A coneflower by any other name, wouldn’t be as … purple?

There once was a plant with a cone-shaped flower with long, cascading purple petals. It was classified as Echinacea purpurea, commonly known as Purple Coneflower. Depending on your perspective on color, the petals might have been described as pink, but could most certainly fall under a “purple-ish” classification.

Coneflowers have always been one of my favorites, in the garden and as the subject of my lens. When I got my first Nikon CoolPix 950 digital camera back in 1999, I took a picture of a coneflower and the result ignited my passion for botanical photography.

In 1999 and for a long time before, it was considered a prairie flower, right along with Rudbeckia and Baptisia. Then, all of a sudden it seems, the gardening world was overjoyed to welcome “native plants” into the home garden, and Echinacea and its prairie cousins became stars.

And we all know what happens when a plant becomes popular. The hybridizers start falling over themselves to conceive the next great cultivar of the popular plant. They strive for longer bloom time, larger flowers, and — of course — different colors. And that’s how a plant with purple in its name now comes in a spectrum of red, pink, orange and white and causes great confusion to casual gardeners who buy a “purple” coneflower only to find out it’s the color of tomato soup or macaroni and cheese.
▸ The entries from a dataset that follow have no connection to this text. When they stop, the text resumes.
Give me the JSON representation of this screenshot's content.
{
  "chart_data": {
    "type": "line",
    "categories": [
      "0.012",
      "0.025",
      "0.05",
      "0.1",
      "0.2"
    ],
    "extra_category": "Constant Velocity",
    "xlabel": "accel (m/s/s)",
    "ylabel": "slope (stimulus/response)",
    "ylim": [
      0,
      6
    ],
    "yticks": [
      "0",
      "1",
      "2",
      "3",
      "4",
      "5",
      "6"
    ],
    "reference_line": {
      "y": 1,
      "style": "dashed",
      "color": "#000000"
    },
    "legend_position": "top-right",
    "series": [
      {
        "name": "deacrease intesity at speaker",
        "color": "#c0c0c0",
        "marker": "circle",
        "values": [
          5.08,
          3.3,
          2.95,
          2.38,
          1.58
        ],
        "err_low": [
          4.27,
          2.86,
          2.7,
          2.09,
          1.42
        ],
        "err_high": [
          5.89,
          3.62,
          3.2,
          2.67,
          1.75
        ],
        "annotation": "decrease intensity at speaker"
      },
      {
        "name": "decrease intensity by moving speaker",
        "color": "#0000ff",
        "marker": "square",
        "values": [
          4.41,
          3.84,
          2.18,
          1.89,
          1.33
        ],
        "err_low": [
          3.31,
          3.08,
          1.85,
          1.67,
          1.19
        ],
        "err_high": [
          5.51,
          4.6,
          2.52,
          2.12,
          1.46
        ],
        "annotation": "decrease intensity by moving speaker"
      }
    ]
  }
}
Just this year, I’ve found a number of varieties of Echinacea purpurea that don’t fall anywhere near purple in the color spectrum.

‘White Swan’
  ‘Tiki Torch’
 ‘Pink Poodle’
‘Tomato Soup’
Now, I’m not complaining in the least about the dazzling array of Echinacea that are available for gardeners today. Once the price comes down on some of these newer varieties like ‘Tomato Soup’ and ‘Mac ‘n Cheese’ (now currently in the $15-$25 range per plant), they’ll be lighting up my garden for summers to come. But the exploding rainbow of coneflowers on the market today does make me wonder if including color descriptions in the botanical epithet or common name of plants is as shortsighted as planting cotton north of Dixie.